“How many men does he employ, d’you know?”

“Not many, I think. Anything from six to a dozen.”

“Is sheep stealing prevalent?”

“Not at this time. Petrol rationing restricts that game. But before the war sheep stealing was very bad. You know, men operating fast trucks, pull up, over the fence, grab and grab, and off back to the city. Benson built a strong fence round his place and took other measures to defeat the thieves.”

Bony offered his hand.

“I’ll be going along to Baden Park Hotel,” he said. “Under no circumstances communicate with me. I’m a New South Wales pastoralist enjoying a long-delayed holiday. By the way, how did the guest-house people recognise Price’s car that day he passed?”

“Price had run over there twice during his stay at the hotel.”

Chapter Two

At the Baden Park Hotel

HAVING rounded Mount Abrupt, Bony drove northwards along a narrowing valley skirted by the frozen land waves. Either side of the road, the gums reached high above the dense scrub and exuded their scent into the warm, still air, but above them the menacing granite face of the ranges betrayed no secrets.

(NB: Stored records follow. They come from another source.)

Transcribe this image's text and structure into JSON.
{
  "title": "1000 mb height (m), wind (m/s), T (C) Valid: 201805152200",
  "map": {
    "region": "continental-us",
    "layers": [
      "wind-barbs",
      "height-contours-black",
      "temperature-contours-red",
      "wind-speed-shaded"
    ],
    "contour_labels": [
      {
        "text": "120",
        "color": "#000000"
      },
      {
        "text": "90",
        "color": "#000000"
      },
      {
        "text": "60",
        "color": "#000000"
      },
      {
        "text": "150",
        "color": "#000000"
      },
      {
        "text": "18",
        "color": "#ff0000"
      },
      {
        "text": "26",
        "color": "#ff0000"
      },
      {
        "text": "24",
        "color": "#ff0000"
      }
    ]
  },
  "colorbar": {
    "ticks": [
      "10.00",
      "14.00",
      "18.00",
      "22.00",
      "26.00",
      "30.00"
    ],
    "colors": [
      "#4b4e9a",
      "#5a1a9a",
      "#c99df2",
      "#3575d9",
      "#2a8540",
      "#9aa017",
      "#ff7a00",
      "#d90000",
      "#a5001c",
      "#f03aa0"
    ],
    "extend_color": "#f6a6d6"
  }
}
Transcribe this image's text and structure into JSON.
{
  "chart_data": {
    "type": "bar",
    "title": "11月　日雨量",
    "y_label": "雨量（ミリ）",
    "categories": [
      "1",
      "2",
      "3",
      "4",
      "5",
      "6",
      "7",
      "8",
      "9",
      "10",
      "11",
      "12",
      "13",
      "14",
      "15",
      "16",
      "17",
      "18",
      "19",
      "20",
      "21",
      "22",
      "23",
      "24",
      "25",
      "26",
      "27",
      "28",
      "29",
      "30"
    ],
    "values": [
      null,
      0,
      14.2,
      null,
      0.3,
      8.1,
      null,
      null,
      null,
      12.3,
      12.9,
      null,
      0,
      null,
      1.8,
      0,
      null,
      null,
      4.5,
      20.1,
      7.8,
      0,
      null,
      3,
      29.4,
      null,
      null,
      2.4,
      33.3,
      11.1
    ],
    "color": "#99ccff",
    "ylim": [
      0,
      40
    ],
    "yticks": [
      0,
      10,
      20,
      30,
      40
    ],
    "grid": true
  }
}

Round a bend appeared the white-painted arms of a long wooden bridge and, on the near end, a signpost standing sentinel at the junction of a track with the road. Straight on was Hall’s Gap-twenty miles. Dunkeld lay behind thirty miles. A third arm pointed to the turn-off track and stated that that way was to Baden Park Hotel-four miles-and Lake George-seven and a half miles.

Humming an unrecognisable tune, Bony took the turn-off track, narrow, rough, walled with scrub. There was a faint smile in his eyes and in his heart the thrill of expectancy which drives on the born adventurer.

There are no bushlands in the vast Interior comparable with this, but then, in the Interior, there are no easy landmarks like these ranges. The track dipped gently downwards, and Bony had merely to touch the accelerator. Now and then he passed a crack in the bush walls, cracks which could be enticing to the inexperienced hiker.